Das war meine Beobachtung, nachdem ich wieder einmal mit angezwiebelten Zehen aus den Thermostiefeln stieg, Socken und Sohlen austauschte und dann nach einigem Hin- und Hergefriemel mit den Flachbandkabeln (kamen fast immer seitlich raus, nicht hinten an der Ferse ..) und den Akkupacks endlich fertig mit dem Versuchsaufbau war. 
Meine Fresse! Das ist schon eine gehörige Umstellung und ein Rückfall in eine Zeit vor unserer Zeit, so schien es mir. Denn in gewisser Weise war ich Thermosoles-verwöhnt, obwohl ich ja mit denen nicht zufrieden war und sie wieder zurückgeschickt habe. 

"Wohin eigentlich mit den Batteriepacks?" die bange Frage nach dem Verbleib der kleinen, klobigen Kästchen. An die Thermostiefel konnte ich sie dank schwer biegbarem Metall-Clip und viel zu dickem Rand der Stiefel nicht dranpappen. Gott sei Dank hatte ich noch die Klettverschluss-Schnallen, die man normalerweise nimmt, um die Hosen vor den Ketten zu schützen, aber auch, um sie als Reflektoren zu nutzen. 
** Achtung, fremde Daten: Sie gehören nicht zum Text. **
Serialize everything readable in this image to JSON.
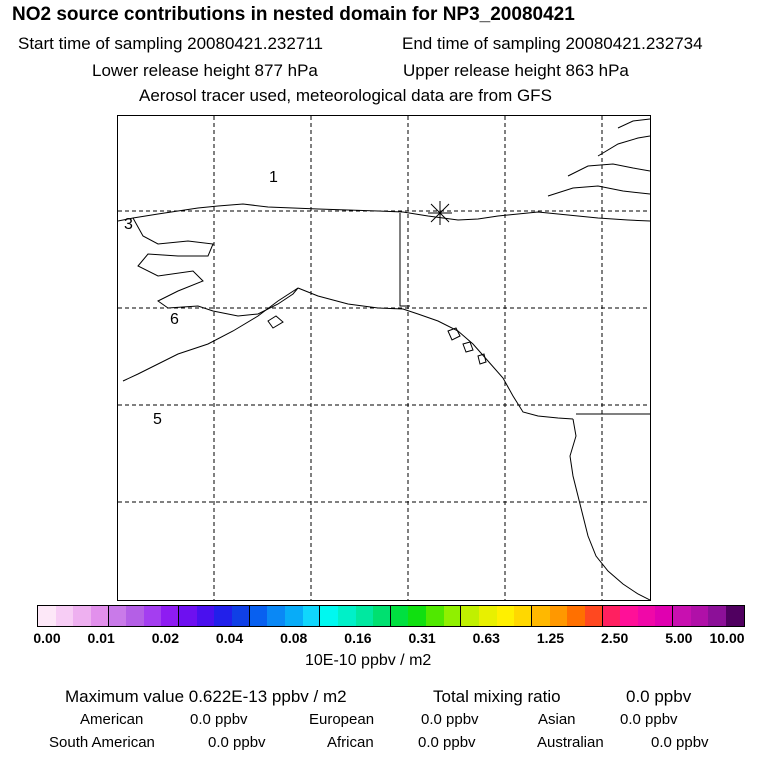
{
  "header": {
    "title": "NO2 source contributions in nested domain for NP3_20080421",
    "start_time": "Start time of sampling 20080421.232711",
    "end_time": "End time of sampling 20080421.232734",
    "lower_height": "Lower release height  877 hPa",
    "upper_height": "Upper release height  863 hPa",
    "tracer_info": "Aerosol tracer used, meteorological data are from GFS"
  },
  "map": {
    "region_labels": [
      "1",
      "3",
      "6",
      "5"
    ],
    "source_marker": "asterisk"
  },
  "colorbar": {
    "colors": [
      "#fde8f8",
      "#f7cdf5",
      "#eeb0f0",
      "#e290ec",
      "#c97ae9",
      "#b45fe6",
      "#a43ef0",
      "#8e1cf2",
      "#6e10f0",
      "#4a10ee",
      "#2220ea",
      "#1040e6",
      "#0860f0",
      "#0a88f5",
      "#08acf8",
      "#10d6fc",
      "#00f8f0",
      "#00f0c8",
      "#00e8a0",
      "#00e070",
      "#00e040",
      "#10e010",
      "#50e800",
      "#90f000",
      "#c0f000",
      "#e8f000",
      "#fff000",
      "#ffd800",
      "#ffb800",
      "#ff9800",
      "#ff7000",
      "#ff4820",
      "#ff2060",
      "#ff1098",
      "#f008a8",
      "#e000b0",
      "#c810b0",
      "#b010a8",
      "#8c1098",
      "#500060"
    ],
    "tick_labels": [
      "0.00",
      "0.01",
      "0.02",
      "0.04",
      "0.08",
      "0.16",
      "0.31",
      "0.63",
      "1.25",
      "2.50",
      "5.00",
      "10.00"
    ],
    "units": "10E-10 ppbv / m2"
  },
  "stats": {
    "max_value": "Maximum value  0.622E-13 ppbv / m2",
    "total_mixing_label": "Total mixing ratio",
    "total_mixing_value": "0.0 ppbv"
  },
  "regions": [
    {
      "name": "American",
      "value": "0.0 ppbv"
    },
    {
      "name": "European",
      "value": "0.0 ppbv"
    },
    {
      "name": "Asian",
      "value": "0.0 ppbv"
    },
    {
      "name": "South American",
      "value": "0.0 ppbv"
    },
    {
      "name": "African",
      "value": "0.0 ppbv"
    },
    {
      "name": "Australian",
      "value": "0.0 ppbv"
    }
  ]
}
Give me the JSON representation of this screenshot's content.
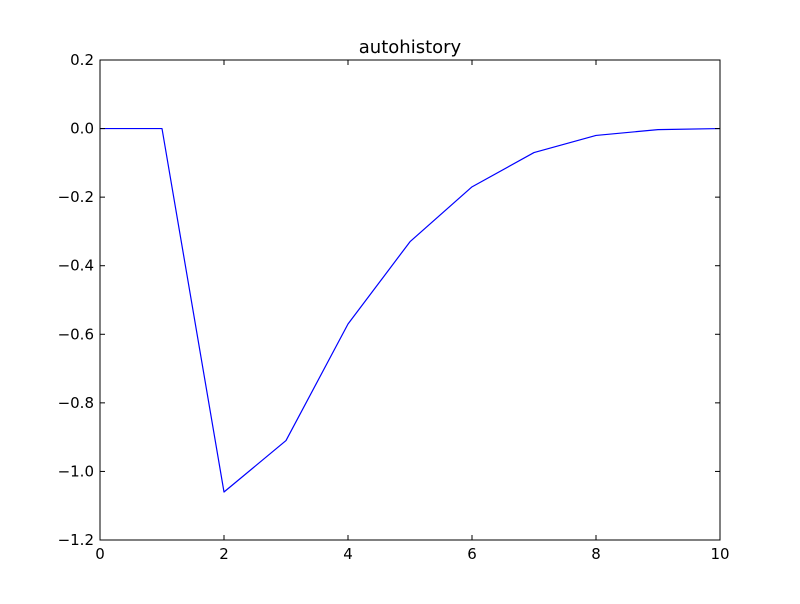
{
  "chart_data": {
    "type": "line",
    "title": "autohistory",
    "xlabel": "",
    "ylabel": "",
    "xlim": [
      0,
      10
    ],
    "ylim": [
      -1.2,
      0.2
    ],
    "x_ticks": [
      0,
      2,
      4,
      6,
      8,
      10
    ],
    "y_ticks": [
      0.2,
      0.0,
      -0.2,
      -0.4,
      -0.6,
      -0.8,
      -1.0,
      -1.2
    ],
    "x_tick_labels": [
      "0",
      "2",
      "4",
      "6",
      "8",
      "10"
    ],
    "y_tick_labels": [
      "0.2",
      "0.0",
      "−0.2",
      "−0.4",
      "−0.6",
      "−0.8",
      "−1.0",
      "−1.2"
    ],
    "grid": false,
    "legend": "none",
    "series": [
      {
        "color": "#0000ff",
        "x": [
          0,
          1,
          2,
          3,
          4,
          5,
          6,
          7,
          8,
          9,
          10
        ],
        "y": [
          0.0,
          0.0,
          -1.06,
          -0.91,
          -0.57,
          -0.33,
          -0.17,
          -0.07,
          -0.02,
          -0.003,
          0.0
        ]
      }
    ]
  }
}
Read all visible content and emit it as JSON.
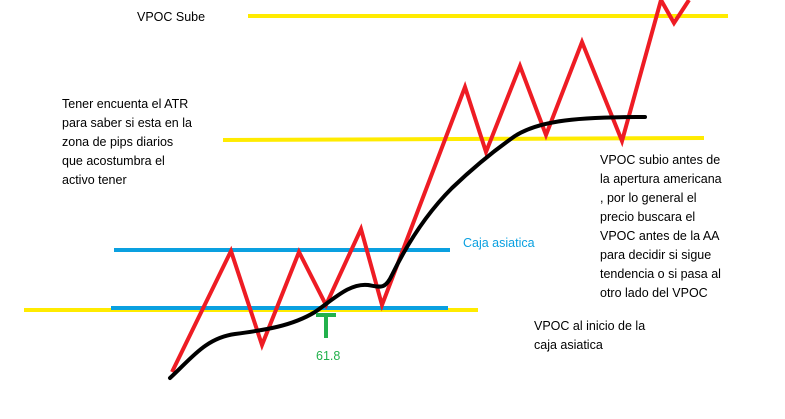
{
  "colors": {
    "background": "#ffffff",
    "vpoc_line": "#ffeb00",
    "asian_box_line": "#0aa0e0",
    "price_zigzag": "#ee1c24",
    "trend_curve": "#000000",
    "fib_marker": "#22b14c",
    "text": "#000000"
  },
  "labels": {
    "vpoc_sube": "VPOC Sube",
    "atr_note": [
      "Tener encuenta el ATR",
      "para saber si esta en la",
      "zona de pips diarios",
      "que acostumbra el",
      "activo tener"
    ],
    "caja_asiatica": "Caja asiatica",
    "vpoc_subio_note": [
      "VPOC subio antes de",
      "la apertura americana",
      ", por lo general el",
      "precio buscara el",
      "VPOC antes de la AA",
      "para decidir si sigue",
      "tendencia o si pasa al",
      "otro lado del VPOC"
    ],
    "vpoc_inicio_note": [
      "VPOC al inicio de la",
      "caja asiatica"
    ],
    "fib_level": "61.8"
  }
}
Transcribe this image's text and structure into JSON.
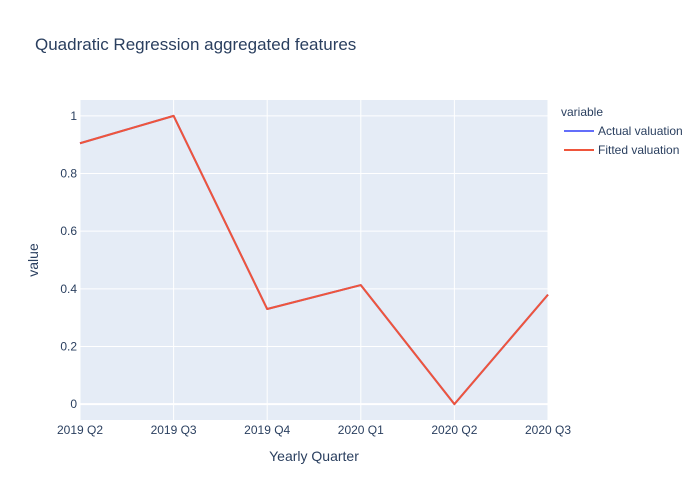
{
  "chart_data": {
    "type": "line",
    "title": "Quadratic Regression aggregated features",
    "xlabel": "Yearly Quarter",
    "ylabel": "value",
    "categories": [
      "2019 Q2",
      "2019 Q3",
      "2019 Q4",
      "2020 Q1",
      "2020 Q2",
      "2020 Q3"
    ],
    "ylim": [
      -0.055,
      1.055
    ],
    "yticks": [
      0,
      0.2,
      0.4,
      0.6,
      0.8,
      1
    ],
    "ytick_labels": [
      "0",
      "0.2",
      "0.4",
      "0.6",
      "0.8",
      "1"
    ],
    "grid": true,
    "legend": {
      "title": "variable",
      "placement": "top-right"
    },
    "series": [
      {
        "name": "Actual valuation",
        "color": "#636efa",
        "values": [
          0.905,
          1.0,
          0.33,
          0.413,
          0.0,
          0.38
        ]
      },
      {
        "name": "Fitted valuation",
        "color": "#ef553b",
        "values": [
          0.905,
          1.0,
          0.33,
          0.413,
          0.0,
          0.38
        ]
      }
    ],
    "colors": {
      "plot_background": "#e5ecf6",
      "grid": "#ffffff",
      "text": "#2a3f5f"
    }
  }
}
Tja, Stufe drei eingeschaltet und das flirrende Flimmern (über die drei Beleuchtungsmodi wird in der Bedienungsanleitung übrigens geschwiegen) beobachtet. 
Und gewartet, gewartet, gewartet ... und gefroren und gefroren und ... 
Zwischendurch schob sich ein Gedanke störend dazwischen, dass irgendwo an den Beinen ein Kabel nicht so liegt, dass es nicht mehr schmerzhaft wahrnehmbar ist. Auch dieser Mangel an Komfort wurde nach einigem Zippeln und Fummeln beseitigt. 

Ich skippe mal eine ganze Stunde vor: Die Zehen haben aufgehört zu frieren, allerdings bin ich von der Empfindung "wohlig warm" noch weit entfernt. Die Lämpchen flackern immer noch. Die Batterien scheinen noch recht voll zu sein. Sehr gut. Nach einer weiteren halben Stunde war dann die Luft raus; die Zink-Kohle-Batterien von KIK waren für dieses Experiment weniger geeignet .. 

Nichtsdestotrotz ärgere ich mich, dass der Wärmeeffekt nach anderthalb Stunden gerade mal knapp oberhalb der Wahrnehmungsschwelle ansiedelbar ist. Und das, obwohl bei Stufe drei angeblich 70 Grad Celsius erreicht werden. 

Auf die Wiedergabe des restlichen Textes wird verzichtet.